When we have a divergence in one or a few register values, such as the issue linked above, that almost always means control flow did not diverge and we can make progress by reasoning backwards to figure out where that bad value must have come from. As you'd hope, rr itself is very useful for this; you can replay right up to the divergence point and reverse-stepi to see where the bad value is set. If reverse-execution is busted for some reason, we can tell rr to singlestep over some region of the trace and dump all register values at each step --- slow, but usually gives you the information you need. These techniques don't work if control flow diverged.
For harder bugs we generally need to be able to reproduce the bug by re-recording instead of just working off a single recorded trace, if we're going to make any progress. Re-recording with the system-call buffering optimization disabled is very helpful; it's a lot slower, but we'll check registers/counters at every single system call and catch divergences earlier. If the bug disappears entirely, we can safely bet it's in the syscall-buffering logic itself and we can easily narrow down which syscall wrapper is responsible. A similar but more aggressive approach which I've used in some desperate situations is to set the scheduler to context-switch every small number of conditional branches, and suppress noop-reschedule elision, so the trace records the register state very frequently ... effective, but often impractically slow.
Another tool in our toolbox is memory checksumming. To catch bugs where a memory location diverges and we don't catch the divergence until much later, rr has command-line options to periodically checksum memory regions and include those checksums in the trace. During replay we check the checksums to see if memory has diverged. For when you're close to the target, you can also dump actual memory contents and compare them. I don't use this facility very much, but when you need it, you really need it.

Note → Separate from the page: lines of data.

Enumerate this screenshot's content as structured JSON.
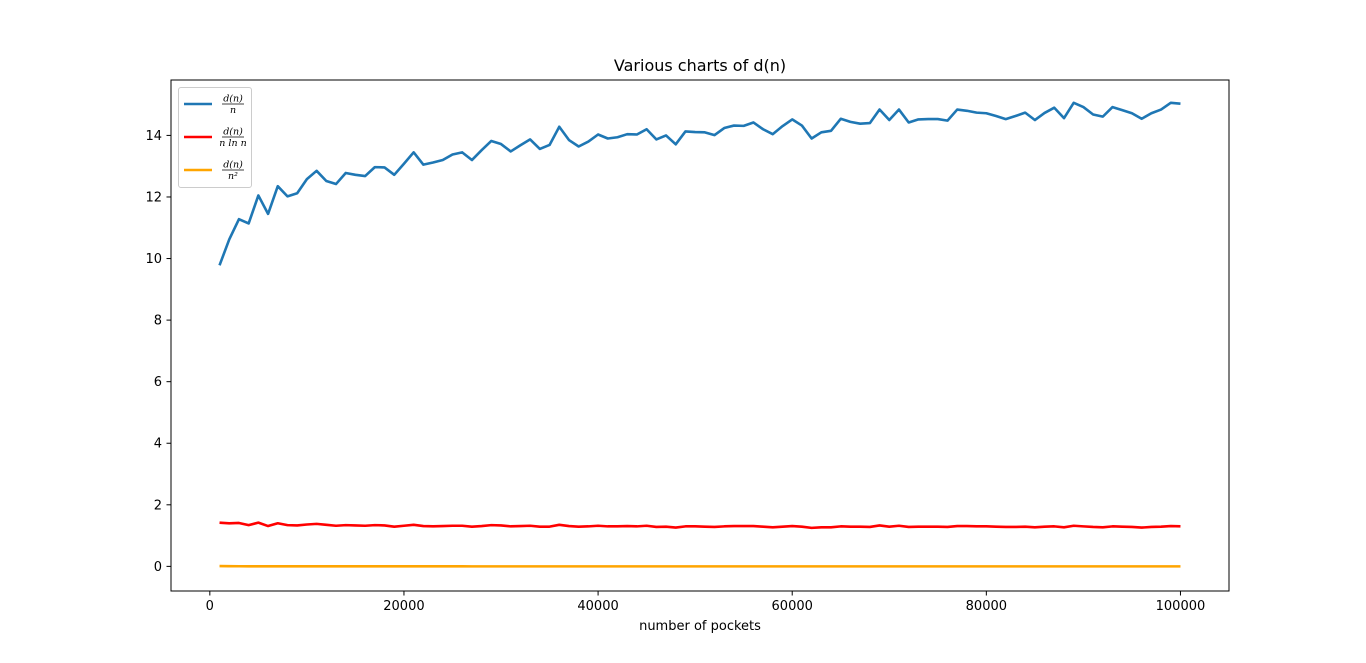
{
  "chart_data": {
    "type": "line",
    "title": "Various charts of d(n)",
    "xlabel": "number of pockets",
    "ylabel": "",
    "xlim": [
      -4000,
      105000
    ],
    "ylim": [
      -0.8,
      15.8
    ],
    "xticks": [
      0,
      20000,
      40000,
      60000,
      80000,
      100000
    ],
    "xtick_labels": [
      "0",
      "20000",
      "40000",
      "60000",
      "80000",
      "100000"
    ],
    "yticks": [
      0,
      2,
      4,
      6,
      8,
      10,
      12,
      14
    ],
    "ytick_labels": [
      "0",
      "2",
      "4",
      "6",
      "8",
      "10",
      "12",
      "14"
    ],
    "grid": false,
    "legend_position": "top-left",
    "x": [
      1000,
      2000,
      3000,
      4000,
      5000,
      6000,
      7000,
      8000,
      9000,
      10000,
      11000,
      12000,
      13000,
      14000,
      15000,
      16000,
      17000,
      18000,
      19000,
      20000,
      21000,
      22000,
      23000,
      24000,
      25000,
      26000,
      27000,
      28000,
      29000,
      30000,
      31000,
      32000,
      33000,
      34000,
      35000,
      36000,
      37000,
      38000,
      39000,
      40000,
      41000,
      42000,
      43000,
      44000,
      45000,
      46000,
      47000,
      48000,
      49000,
      50000,
      51000,
      52000,
      53000,
      54000,
      55000,
      56000,
      57000,
      58000,
      59000,
      60000,
      61000,
      62000,
      63000,
      64000,
      65000,
      66000,
      67000,
      68000,
      69000,
      70000,
      71000,
      72000,
      73000,
      74000,
      75000,
      76000,
      77000,
      78000,
      79000,
      80000,
      81000,
      82000,
      83000,
      84000,
      85000,
      86000,
      87000,
      88000,
      89000,
      90000,
      91000,
      92000,
      93000,
      94000,
      95000,
      96000,
      97000,
      98000,
      99000,
      100000
    ],
    "series": [
      {
        "name": "d(n)/n",
        "color": "#1f77b4",
        "values": [
          9.78,
          10.62,
          11.28,
          11.14,
          12.05,
          11.45,
          12.35,
          12.02,
          12.12,
          12.58,
          12.85,
          12.52,
          12.42,
          12.78,
          12.72,
          12.68,
          12.97,
          12.96,
          12.72,
          13.08,
          13.45,
          13.05,
          13.12,
          13.2,
          13.38,
          13.45,
          13.2,
          13.52,
          13.82,
          13.72,
          13.48,
          13.68,
          13.87,
          13.56,
          13.69,
          14.28,
          13.85,
          13.64,
          13.8,
          14.03,
          13.9,
          13.94,
          14.04,
          14.03,
          14.2,
          13.87,
          14.0,
          13.71,
          14.13,
          14.11,
          14.1,
          14.01,
          14.24,
          14.32,
          14.31,
          14.42,
          14.2,
          14.04,
          14.3,
          14.52,
          14.32,
          13.9,
          14.1,
          14.15,
          14.54,
          14.44,
          14.38,
          14.4,
          14.84,
          14.5,
          14.84,
          14.42,
          14.52,
          14.53,
          14.53,
          14.48,
          14.84,
          14.8,
          14.74,
          14.72,
          14.63,
          14.53,
          14.63,
          14.74,
          14.5,
          14.73,
          14.9,
          14.56,
          15.06,
          14.92,
          14.68,
          14.61,
          14.92,
          14.82,
          14.72,
          14.54,
          14.72,
          14.84,
          15.06,
          15.03
        ]
      },
      {
        "name": "d(n)/(n ln n)",
        "color": "#ff0000",
        "values": [
          1.42,
          1.4,
          1.41,
          1.34,
          1.42,
          1.31,
          1.4,
          1.34,
          1.33,
          1.36,
          1.38,
          1.35,
          1.32,
          1.34,
          1.33,
          1.32,
          1.34,
          1.33,
          1.29,
          1.32,
          1.35,
          1.31,
          1.3,
          1.31,
          1.32,
          1.32,
          1.29,
          1.31,
          1.34,
          1.33,
          1.3,
          1.31,
          1.32,
          1.29,
          1.29,
          1.35,
          1.31,
          1.29,
          1.3,
          1.32,
          1.3,
          1.3,
          1.31,
          1.3,
          1.32,
          1.28,
          1.29,
          1.26,
          1.3,
          1.3,
          1.29,
          1.28,
          1.3,
          1.31,
          1.31,
          1.31,
          1.29,
          1.27,
          1.29,
          1.31,
          1.29,
          1.25,
          1.27,
          1.27,
          1.3,
          1.29,
          1.29,
          1.28,
          1.33,
          1.29,
          1.32,
          1.28,
          1.29,
          1.29,
          1.29,
          1.28,
          1.31,
          1.31,
          1.3,
          1.3,
          1.29,
          1.28,
          1.28,
          1.29,
          1.27,
          1.29,
          1.3,
          1.27,
          1.32,
          1.3,
          1.28,
          1.27,
          1.3,
          1.29,
          1.28,
          1.26,
          1.28,
          1.29,
          1.31,
          1.3
        ]
      },
      {
        "name": "d(n)/n²",
        "color": "#ffa500",
        "values": [
          0.01,
          0.005,
          0.004,
          0.003,
          0.002,
          0.002,
          0.002,
          0.002,
          0.001,
          0.001,
          0.001,
          0.001,
          0.001,
          0.001,
          0.001,
          0.001,
          0.001,
          0.001,
          0.001,
          0.001,
          0.001,
          0.001,
          0.001,
          0.001,
          0.001,
          0.001,
          0.0,
          0.0,
          0.0,
          0.0,
          0.0,
          0.0,
          0.0,
          0.0,
          0.0,
          0.0,
          0.0,
          0.0,
          0.0,
          0.0,
          0.0,
          0.0,
          0.0,
          0.0,
          0.0,
          0.0,
          0.0,
          0.0,
          0.0,
          0.0,
          0.0,
          0.0,
          0.0,
          0.0,
          0.0,
          0.0,
          0.0,
          0.0,
          0.0,
          0.0,
          0.0,
          0.0,
          0.0,
          0.0,
          0.0,
          0.0,
          0.0,
          0.0,
          0.0,
          0.0,
          0.0,
          0.0,
          0.0,
          0.0,
          0.0,
          0.0,
          0.0,
          0.0,
          0.0,
          0.0,
          0.0,
          0.0,
          0.0,
          0.0,
          0.0,
          0.0,
          0.0,
          0.0,
          0.0,
          0.0,
          0.0,
          0.0,
          0.0,
          0.0,
          0.0,
          0.0,
          0.0,
          0.0,
          0.0,
          0.0
        ]
      }
    ]
  },
  "legend": [
    {
      "num": "d(n)",
      "den": "n",
      "color": "#1f77b4"
    },
    {
      "num": "d(n)",
      "den": "n ln n",
      "color": "#ff0000"
    },
    {
      "num": "d(n)",
      "den": "n²",
      "color": "#ffa500"
    }
  ]
}
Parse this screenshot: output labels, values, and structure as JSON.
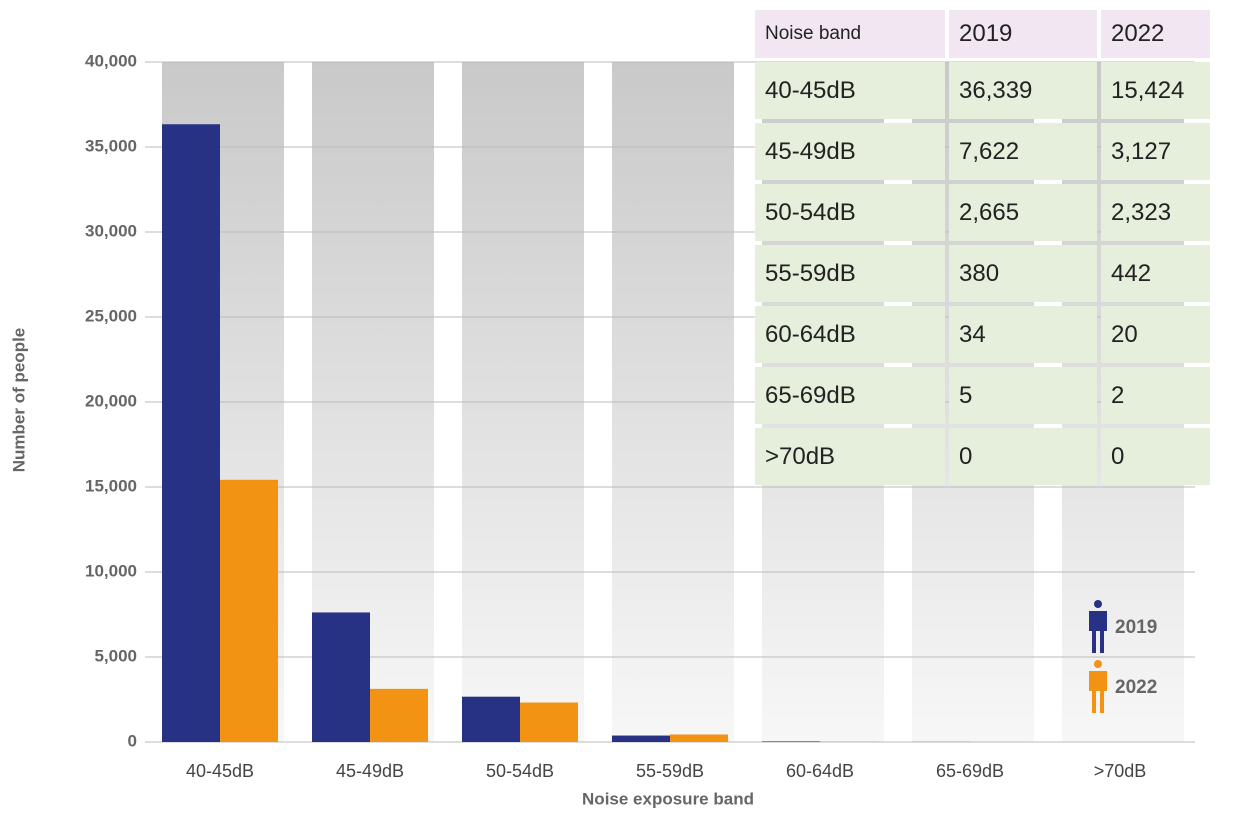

For bugs where we know we've recorded the correct data but replay goes wrong, we have the ability to record rr replay under rr (and, obviously, replay it), so we can actually use reverse-execution debugging to debug rr's replay code. I haven't used this a lot yet, since I got it working relatively recently, and sometimes it falls over ("and then you have two problems"), but when it works you get the feeling of lightning shooting out of your fingertips.
One general rule that I learned at Mozilla is to be very aggressive about using assertions to check invariants. This helps detect bugs closer to the root cause. Generally rr has assertions enabled all the time; the performance impact is not usually an issue since rr's efficiency (apart from the syscallbuf code) mostly comes down to switching from the application to rr as infrequently as possible. If we're running rr code, we're already losing.
Some of the hardest divergence bugs we've had in rr have been misbehavior in the hardware conditional-branch counter, either induced by OS/VM issues or by actual hardware bugs. These are agony. Definitely study Intel's errata sheets, read kernel source, and test carefully across different CPU/VM configurations.
I hope this helps! I'm always glad to answer questions about rr :-).